The necessity and timing of surgery must be carefully considered. Surgery is usually performed for cosmetic/aesthetic reasons before any functional consequences occur. The classic surgical method is gingivectomy with an external bevel. However, Mavrogiannis M et al.,11 concluded in his study that open flap debridement and conventional gingivectomy delivered similar effects with reverence to the degree of reappearance of DIGO. In the present case, as the overgrowth of the gingiva was clinically associated with the true periodontal pockets, open flap debridement was performed.
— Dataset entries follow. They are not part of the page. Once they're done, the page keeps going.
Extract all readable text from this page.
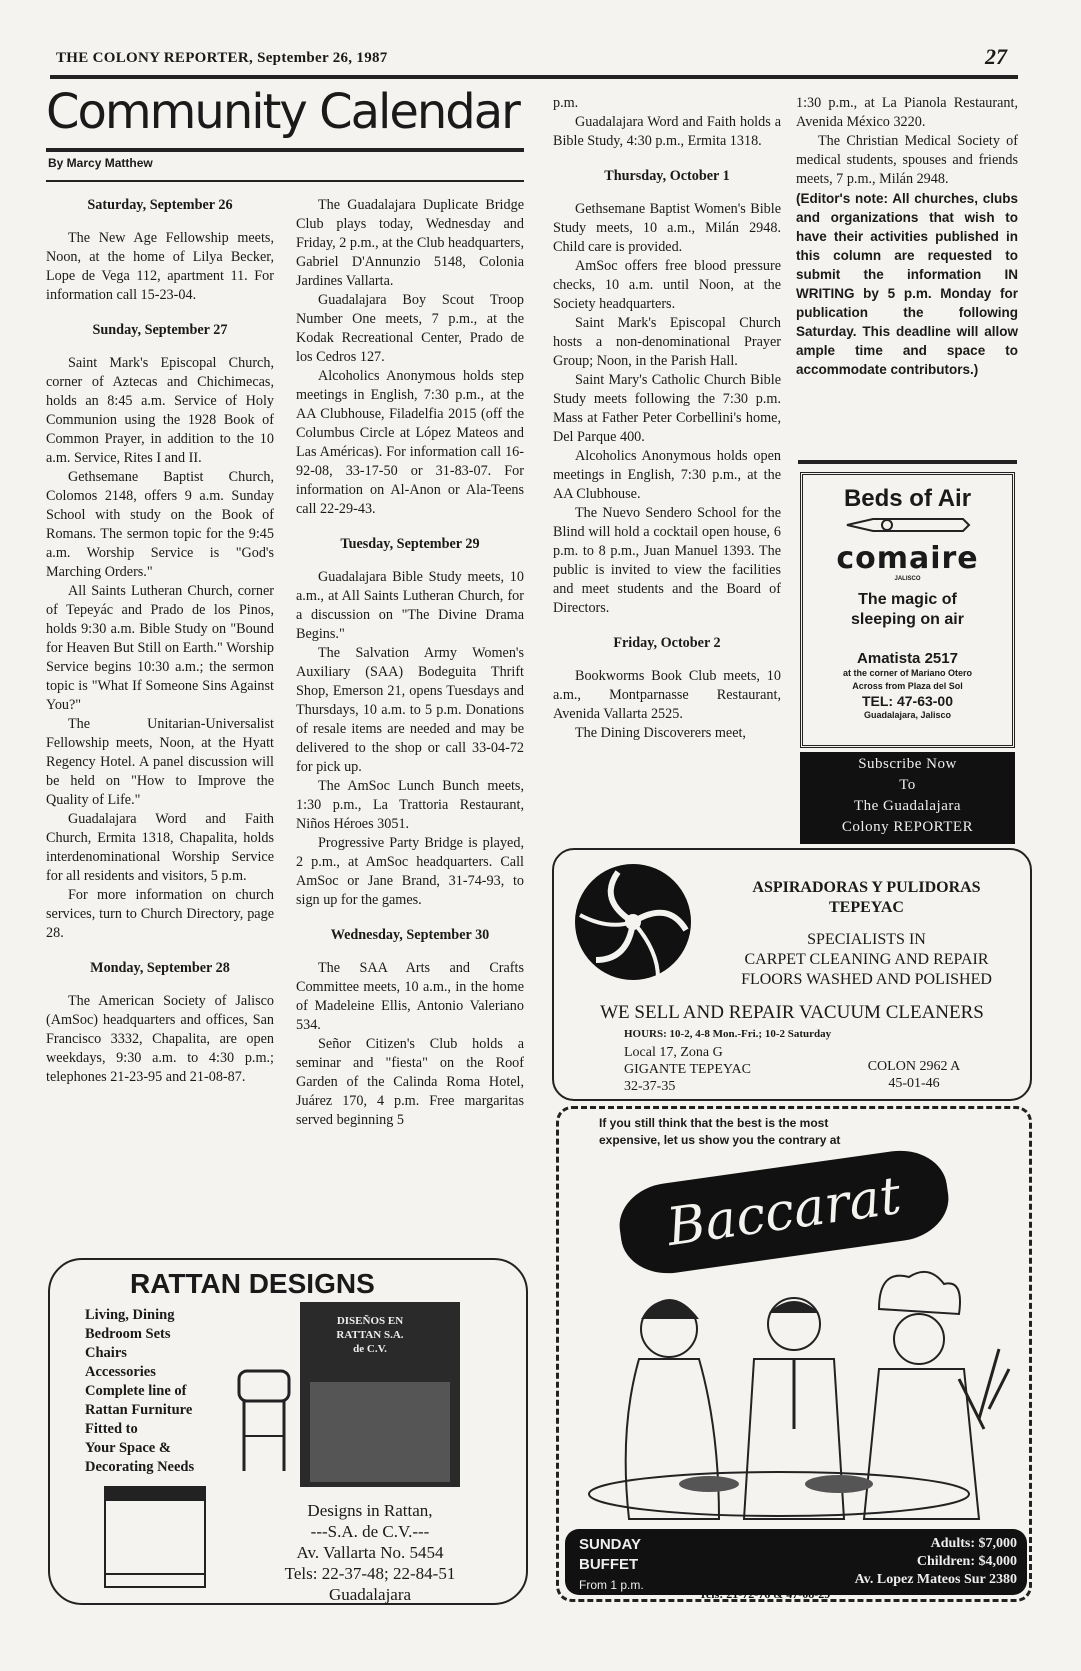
THE COLONY REPORTER, September 26, 1987	27
Community Calendar
By Marcy Matthew

Saturday, September 26

The New Age Fellowship meets, Noon, at the home of Lilya Becker, Lope de Vega 112, apartment 11. For information call 15-23-04.

Sunday, September 27

Saint Mark's Episcopal Church, corner of Aztecas and Chichimecas, holds an 8:45 a.m. Service of Holy Communion using the 1928 Book of Common Prayer, in addition to the 10 a.m. Service, Rites I and II.

Gethsemane Baptist Church, Colomos 2148, offers 9 a.m. Sunday School with study on the Book of Romans. The sermon topic for the 9:45 a.m. Worship Service is "God's Marching Orders."

All Saints Lutheran Church, corner of Tepeyác and Prado de los Pinos, holds 9:30 a.m. Bible Study on "Bound for Heaven But Still on Earth." Worship Service begins 10:30 a.m.; the sermon topic is "What If Someone Sins Against You?"

The Unitarian-Universalist Fellowship meets, Noon, at the Hyatt Regency Hotel. A panel discussion will be held on "How to Improve the Quality of Life."

Guadalajara Word and Faith Church, Ermita 1318, Chapalita, holds interdenominational Worship Service for all residents and visitors, 5 p.m.

For more information on church services, turn to Church Directory, page 28.

Monday, September 28

The American Society of Jalisco (AmSoc) headquarters and offices, San Francisco 3332, Chapalita, are open weekdays, 9:30 a.m. to 4:30 p.m.; telephones 21-23-95 and 21-08-87.

The Guadalajara Duplicate Bridge Club plays today, Wednesday and Friday, 2 p.m., at the Club headquarters, Gabriel D'Annunzio 5148, Colonia Jardines Vallarta.

Guadalajara Boy Scout Troop Number One meets, 7 p.m., at the Kodak Recreational Center, Prado de los Cedros 127.

Alcoholics Anonymous holds step meetings in English, 7:30 p.m., at the AA Clubhouse, Filadelfia 2015 (off the Columbus Circle at López Mateos and Las Américas). For information call 16-92-08, 33-17-50 or 31-83-07. For information on Al-Anon or Ala-Teens call 22-29-43.

Tuesday, September 29

Guadalajara Bible Study meets, 10 a.m., at All Saints Lutheran Church, for a discussion on "The Divine Drama Begins."

The Salvation Army Women's Auxiliary (SAA) Bodeguita Thrift Shop, Emerson 21, opens Tuesdays and Thursdays, 10 a.m. to 5 p.m. Donations of resale items are needed and may be delivered to the shop or call 33-04-72 for pick up.

The AmSoc Lunch Bunch meets, 1:30 p.m., La Trattoria Restaurant, Niños Héroes 3051.

Progressive Party Bridge is played, 2 p.m., at AmSoc headquarters. Call AmSoc or Jane Brand, 31-74-93, to sign up for the games.

Wednesday, September 30

The SAA Arts and Crafts Committee meets, 10 a.m., in the home of Madeleine Ellis, Antonio Valeriano 534.

Señor Citizen's Club holds a seminar and "fiesta" on the Roof Garden of the Calinda Roma Hotel, Juárez 170, 4 p.m. Free margaritas served beginning 5

p.m.

Guadalajara Word and Faith holds a Bible Study, 4:30 p.m., Ermita 1318.

Thursday, October 1

Gethsemane Baptist Women's Bible Study meets, 10 a.m., Milán 2948. Child care is provided.

AmSoc offers free blood pressure checks, 10 a.m. until Noon, at the Society headquarters.

Saint Mark's Episcopal Church hosts a non-denominational Prayer Group; Noon, in the Parish Hall.

Saint Mary's Catholic Church Bible Study meets following the 7:30 p.m. Mass at Father Peter Corbellini's home, Del Parque 400.

Alcoholics Anonymous holds open meetings in English, 7:30 p.m., at the AA Clubhouse.

The Nuevo Sendero School for the Blind will hold a cocktail open house, 6 p.m. to 8 p.m., Juan Manuel 1393. The public is invited to view the facilities and meet students and the Board of Directors.

Friday, October 2

Bookworms Book Club meets, 10 a.m., Montparnasse Restaurant, Avenida Vallarta 2525.

The Dining Discoverers meet,

1:30 p.m., at La Pianola Restaurant, Avenida México 3220.

The Christian Medical Society of medical students, spouses and friends meets, 7 p.m., Milán 2948.

(Editor's note: All churches, clubs and organizations that wish to have their activities published in this column are requested to submit the information IN WRITING by 5 p.m. Monday for publication the following Saturday. This deadline will allow ample time and space to accommodate contributors.)

Beds of Air
comaire
JALISCO
The magic of sleeping on air
Amatista 2517
at the corner of Mariano Otero
Across from Plaza del Sol
TEL: 47-63-00
Guadalajara, Jalisco
Subscribe Now
To
The Guadalajara
Colony REPORTER
ASPIRADORAS Y PULIDORAS
TEPEYAC
SPECIALISTS IN
CARPET CLEANING AND REPAIR
FLOORS WASHED AND POLISHED
WE SELL AND REPAIR VACUUM CLEANERS
HOURS: 10-2, 4-8 Mon.-Fri.; 10-2 Saturday
Local 17, Zona G
GIGANTE TEPEYAC
32-37-35
COLON 2962 A
45-01-46
RATTAN DESIGNS
Living, Dining
Bedroom Sets
Chairs
Accessories
Complete line of
Rattan Furniture
Fitted to
Your Space &
Decorating Needs
DISEÑOS EN RATTAN S.A. de C.V.
Designs in Rattan,
---S.A. de C.V.---
Av. Vallarta No. 5454
Tels: 22-37-48; 22-84-51
Guadalajara
If you still think that the best is the most expensive, let us show you the contrary at
Baccarat
SUNDAY
BUFFET
From 1 p.m.
Adults: $7,000
Children: $4,000
Av. Lopez Mateos Sur 2380
Tels: 21-72-76 & 47-08-29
The postoperative results were very satisfactory in terms of aesthetics and functions.9
Even low-dose amlodipine (5 mg/day) can induce DIGO. Physicians and dentists/periodontists should pay attention to the patients consuming amlodipine group of drugs that can induce DIGO to detect oral changes to successfully prevent, diagnose and control their adverse side effects. However, in order to attain the best results, we requisite to adopt multi and inter disciplinary team methodology with cardiologist.